In just a few months there are already a handful of impressive stories of people who have turned their health around, gotten crazy fit, or lost body fat training at Unit 27. It’s these stories that everyone seems most motivated by. And while there are some crazy-fit people training at Unit 27, there’s no elitism. Everyone trains in the same space and encourages one another to be their very best. There’s a healthy dose of competition to keep things interesting, but overriding it all is a real sense of community.
And this is a big part of why people get results here. Everyone is here with a health focus, and many of the distractions and temptations of everyday life have been taken away, giving people a chance to focus on training, fueling, and resting. The street is lined with juice bars full of protein shakes and going to restaurants with your newfound friends will always be full of healthy food options. Of course if you are carb loading for a run up the big Buddha (a 3.5km uphill run/walk that is the fit street equivalent to a CrossFitter’s “Fran” time), it’s also not hard to find a delicious pad thai for dinner and banana protein pancakes for dessert.

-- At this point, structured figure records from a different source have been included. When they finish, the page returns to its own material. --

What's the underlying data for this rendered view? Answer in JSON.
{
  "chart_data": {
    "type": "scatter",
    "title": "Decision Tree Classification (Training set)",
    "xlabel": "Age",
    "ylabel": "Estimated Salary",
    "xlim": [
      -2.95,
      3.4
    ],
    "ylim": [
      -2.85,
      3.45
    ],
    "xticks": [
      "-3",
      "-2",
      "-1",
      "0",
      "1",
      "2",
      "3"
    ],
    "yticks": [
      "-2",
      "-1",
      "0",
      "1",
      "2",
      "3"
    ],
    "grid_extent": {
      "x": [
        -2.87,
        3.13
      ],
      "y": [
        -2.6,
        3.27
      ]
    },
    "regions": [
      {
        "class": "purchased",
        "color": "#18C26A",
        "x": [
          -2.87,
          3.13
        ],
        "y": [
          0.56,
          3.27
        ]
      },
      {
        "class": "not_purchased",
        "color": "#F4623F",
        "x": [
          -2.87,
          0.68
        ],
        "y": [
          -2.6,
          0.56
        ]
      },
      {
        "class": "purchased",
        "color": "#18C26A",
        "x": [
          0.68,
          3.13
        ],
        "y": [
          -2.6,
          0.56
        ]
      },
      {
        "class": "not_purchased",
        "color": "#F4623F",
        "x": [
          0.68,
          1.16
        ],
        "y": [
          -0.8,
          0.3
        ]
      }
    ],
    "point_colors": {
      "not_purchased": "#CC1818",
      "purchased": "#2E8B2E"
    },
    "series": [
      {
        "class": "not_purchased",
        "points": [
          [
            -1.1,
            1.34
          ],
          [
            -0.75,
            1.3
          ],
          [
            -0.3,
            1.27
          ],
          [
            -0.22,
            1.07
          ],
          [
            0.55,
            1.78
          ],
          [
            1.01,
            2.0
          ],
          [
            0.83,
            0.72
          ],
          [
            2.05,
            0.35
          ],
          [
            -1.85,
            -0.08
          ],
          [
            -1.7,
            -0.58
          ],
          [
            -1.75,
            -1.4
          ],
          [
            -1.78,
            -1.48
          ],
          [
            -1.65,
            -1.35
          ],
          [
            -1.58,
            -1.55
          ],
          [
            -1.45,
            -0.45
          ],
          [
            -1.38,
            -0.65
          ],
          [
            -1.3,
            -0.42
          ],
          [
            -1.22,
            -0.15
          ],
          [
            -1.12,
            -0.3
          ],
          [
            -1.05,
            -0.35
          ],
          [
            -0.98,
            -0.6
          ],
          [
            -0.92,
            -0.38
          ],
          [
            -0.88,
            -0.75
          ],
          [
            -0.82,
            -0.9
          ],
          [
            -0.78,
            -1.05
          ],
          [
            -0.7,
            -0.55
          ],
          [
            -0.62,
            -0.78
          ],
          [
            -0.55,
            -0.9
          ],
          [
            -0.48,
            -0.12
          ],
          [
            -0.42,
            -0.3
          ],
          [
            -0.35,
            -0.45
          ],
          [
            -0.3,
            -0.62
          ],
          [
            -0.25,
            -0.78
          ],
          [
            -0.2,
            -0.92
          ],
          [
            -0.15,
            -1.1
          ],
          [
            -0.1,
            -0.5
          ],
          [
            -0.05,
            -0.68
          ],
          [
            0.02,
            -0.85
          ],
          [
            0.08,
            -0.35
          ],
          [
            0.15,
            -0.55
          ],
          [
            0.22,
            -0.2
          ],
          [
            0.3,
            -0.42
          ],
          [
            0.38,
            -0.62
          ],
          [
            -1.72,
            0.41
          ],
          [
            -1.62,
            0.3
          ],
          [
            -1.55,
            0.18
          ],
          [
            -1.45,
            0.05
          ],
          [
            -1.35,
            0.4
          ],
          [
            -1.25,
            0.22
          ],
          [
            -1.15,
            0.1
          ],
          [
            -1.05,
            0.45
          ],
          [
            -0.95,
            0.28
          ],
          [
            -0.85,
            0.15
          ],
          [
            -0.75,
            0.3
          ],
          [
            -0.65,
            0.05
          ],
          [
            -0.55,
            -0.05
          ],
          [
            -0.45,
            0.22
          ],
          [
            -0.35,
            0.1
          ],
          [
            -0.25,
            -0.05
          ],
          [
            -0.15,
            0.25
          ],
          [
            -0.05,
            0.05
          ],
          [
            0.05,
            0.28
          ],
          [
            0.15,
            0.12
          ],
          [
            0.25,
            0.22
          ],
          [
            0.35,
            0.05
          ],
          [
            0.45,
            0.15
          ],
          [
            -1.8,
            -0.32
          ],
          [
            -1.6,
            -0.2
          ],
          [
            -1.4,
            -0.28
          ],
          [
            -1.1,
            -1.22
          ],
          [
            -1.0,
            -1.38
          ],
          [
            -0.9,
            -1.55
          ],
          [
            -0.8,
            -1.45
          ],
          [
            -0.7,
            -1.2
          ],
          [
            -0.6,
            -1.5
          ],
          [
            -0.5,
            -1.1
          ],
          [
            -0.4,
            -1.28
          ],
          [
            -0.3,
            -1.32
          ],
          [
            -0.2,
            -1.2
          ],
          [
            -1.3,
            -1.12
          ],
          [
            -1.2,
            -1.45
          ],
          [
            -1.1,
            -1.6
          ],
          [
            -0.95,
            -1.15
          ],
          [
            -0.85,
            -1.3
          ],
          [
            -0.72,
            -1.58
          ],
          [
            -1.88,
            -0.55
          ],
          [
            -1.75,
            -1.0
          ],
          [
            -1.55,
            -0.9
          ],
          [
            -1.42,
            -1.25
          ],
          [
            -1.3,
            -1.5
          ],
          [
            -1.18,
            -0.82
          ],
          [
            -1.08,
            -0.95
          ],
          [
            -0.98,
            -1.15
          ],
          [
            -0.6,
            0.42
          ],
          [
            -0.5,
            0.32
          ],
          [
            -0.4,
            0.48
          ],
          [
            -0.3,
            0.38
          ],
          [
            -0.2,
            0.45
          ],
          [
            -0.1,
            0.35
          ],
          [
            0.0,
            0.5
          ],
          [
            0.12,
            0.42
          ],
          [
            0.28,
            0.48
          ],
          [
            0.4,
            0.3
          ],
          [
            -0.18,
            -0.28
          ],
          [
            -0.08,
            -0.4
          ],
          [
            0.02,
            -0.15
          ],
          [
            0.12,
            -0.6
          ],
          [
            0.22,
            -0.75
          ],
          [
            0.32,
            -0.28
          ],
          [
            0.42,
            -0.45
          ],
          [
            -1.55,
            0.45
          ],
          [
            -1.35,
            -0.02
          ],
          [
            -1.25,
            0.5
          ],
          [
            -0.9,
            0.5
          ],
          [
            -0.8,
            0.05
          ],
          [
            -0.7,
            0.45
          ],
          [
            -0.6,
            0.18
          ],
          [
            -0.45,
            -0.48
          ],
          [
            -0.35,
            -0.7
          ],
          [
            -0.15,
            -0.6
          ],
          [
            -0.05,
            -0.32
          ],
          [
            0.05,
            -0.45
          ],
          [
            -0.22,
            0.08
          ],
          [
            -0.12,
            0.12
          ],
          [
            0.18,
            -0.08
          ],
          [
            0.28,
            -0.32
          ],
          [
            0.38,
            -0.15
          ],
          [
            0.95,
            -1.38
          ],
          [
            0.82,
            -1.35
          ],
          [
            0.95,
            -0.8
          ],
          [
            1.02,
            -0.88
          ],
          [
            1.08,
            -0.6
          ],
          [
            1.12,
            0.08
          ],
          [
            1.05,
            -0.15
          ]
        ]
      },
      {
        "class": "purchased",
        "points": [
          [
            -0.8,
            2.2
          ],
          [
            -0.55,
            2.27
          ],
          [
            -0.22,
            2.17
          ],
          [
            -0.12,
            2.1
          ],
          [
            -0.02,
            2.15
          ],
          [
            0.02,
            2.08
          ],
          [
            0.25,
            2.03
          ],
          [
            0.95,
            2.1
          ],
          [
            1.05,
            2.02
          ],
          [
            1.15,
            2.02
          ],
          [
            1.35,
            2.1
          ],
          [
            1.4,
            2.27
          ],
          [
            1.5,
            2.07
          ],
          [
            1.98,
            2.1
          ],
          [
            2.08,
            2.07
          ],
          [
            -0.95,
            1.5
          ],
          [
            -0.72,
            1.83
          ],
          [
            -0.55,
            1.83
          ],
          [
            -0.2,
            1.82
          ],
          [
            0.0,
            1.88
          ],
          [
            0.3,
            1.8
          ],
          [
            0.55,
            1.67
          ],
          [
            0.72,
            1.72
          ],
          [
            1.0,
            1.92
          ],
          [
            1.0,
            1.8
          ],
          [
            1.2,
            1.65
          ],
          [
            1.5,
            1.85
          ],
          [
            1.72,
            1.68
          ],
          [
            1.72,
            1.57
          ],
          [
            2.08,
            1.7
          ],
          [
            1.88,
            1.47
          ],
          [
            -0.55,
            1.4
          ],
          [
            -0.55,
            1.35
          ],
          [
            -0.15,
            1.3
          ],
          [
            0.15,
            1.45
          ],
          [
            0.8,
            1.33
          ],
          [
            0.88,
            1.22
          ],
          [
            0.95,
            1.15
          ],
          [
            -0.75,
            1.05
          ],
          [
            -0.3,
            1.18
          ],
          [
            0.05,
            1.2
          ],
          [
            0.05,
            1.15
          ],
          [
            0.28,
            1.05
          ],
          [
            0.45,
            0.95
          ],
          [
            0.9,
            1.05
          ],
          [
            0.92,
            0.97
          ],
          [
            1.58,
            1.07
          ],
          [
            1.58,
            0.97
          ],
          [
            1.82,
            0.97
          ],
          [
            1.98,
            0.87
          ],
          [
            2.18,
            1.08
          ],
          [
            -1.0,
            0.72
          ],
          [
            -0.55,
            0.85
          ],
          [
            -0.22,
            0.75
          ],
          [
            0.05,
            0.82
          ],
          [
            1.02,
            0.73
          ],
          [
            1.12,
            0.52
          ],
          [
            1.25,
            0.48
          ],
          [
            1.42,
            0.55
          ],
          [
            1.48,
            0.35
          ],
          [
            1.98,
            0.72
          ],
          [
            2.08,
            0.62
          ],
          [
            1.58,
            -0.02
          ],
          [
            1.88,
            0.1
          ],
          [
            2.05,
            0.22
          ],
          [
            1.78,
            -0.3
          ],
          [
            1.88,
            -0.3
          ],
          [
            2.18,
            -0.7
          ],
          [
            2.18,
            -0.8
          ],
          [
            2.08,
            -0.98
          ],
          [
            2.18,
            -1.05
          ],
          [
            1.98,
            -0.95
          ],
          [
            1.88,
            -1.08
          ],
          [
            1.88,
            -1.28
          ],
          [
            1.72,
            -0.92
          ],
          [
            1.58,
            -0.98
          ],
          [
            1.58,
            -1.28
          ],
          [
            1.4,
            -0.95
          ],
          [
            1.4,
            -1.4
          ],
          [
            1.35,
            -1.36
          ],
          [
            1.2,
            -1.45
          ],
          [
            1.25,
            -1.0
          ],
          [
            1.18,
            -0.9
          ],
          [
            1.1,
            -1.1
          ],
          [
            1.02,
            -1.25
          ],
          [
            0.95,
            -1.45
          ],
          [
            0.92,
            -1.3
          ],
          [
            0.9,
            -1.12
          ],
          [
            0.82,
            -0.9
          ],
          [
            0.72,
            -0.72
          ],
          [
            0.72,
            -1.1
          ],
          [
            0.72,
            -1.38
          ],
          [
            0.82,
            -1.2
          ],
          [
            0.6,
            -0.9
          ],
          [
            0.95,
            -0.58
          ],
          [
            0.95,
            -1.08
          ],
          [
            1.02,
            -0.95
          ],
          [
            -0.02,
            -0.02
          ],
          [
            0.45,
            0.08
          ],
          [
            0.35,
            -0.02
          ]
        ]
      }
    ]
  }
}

Here, there are no staff meetings with endless supplies of pastries. There are no traffic jams that prevent you from making it to training on time. In fact, training is just a few hundred meters down the street. All the obstacles are removed and the tools are provided for you. It’s just up to you to show up and do the work. If you want to make it even more foolproof, you can ask the team at Unit 27 to book your accommodation and a personally designed meal-plan as well as your training, before you even leave home.
And then after a tough day of training and chilling out by the pool there’s plenty of fun stuff to do too – a quick trip to the beach or to jungles with waterfalls, weekend night markets, and plenty more of the infamous Thai nightlife to balance out all that healthy stuff. But being surrounded by people who are here to be healthy means the simple life of train, eat, sleep, repeat is an easy and enjoyable routine. Particularly when you add in a bit of lounging by the pool into the mix.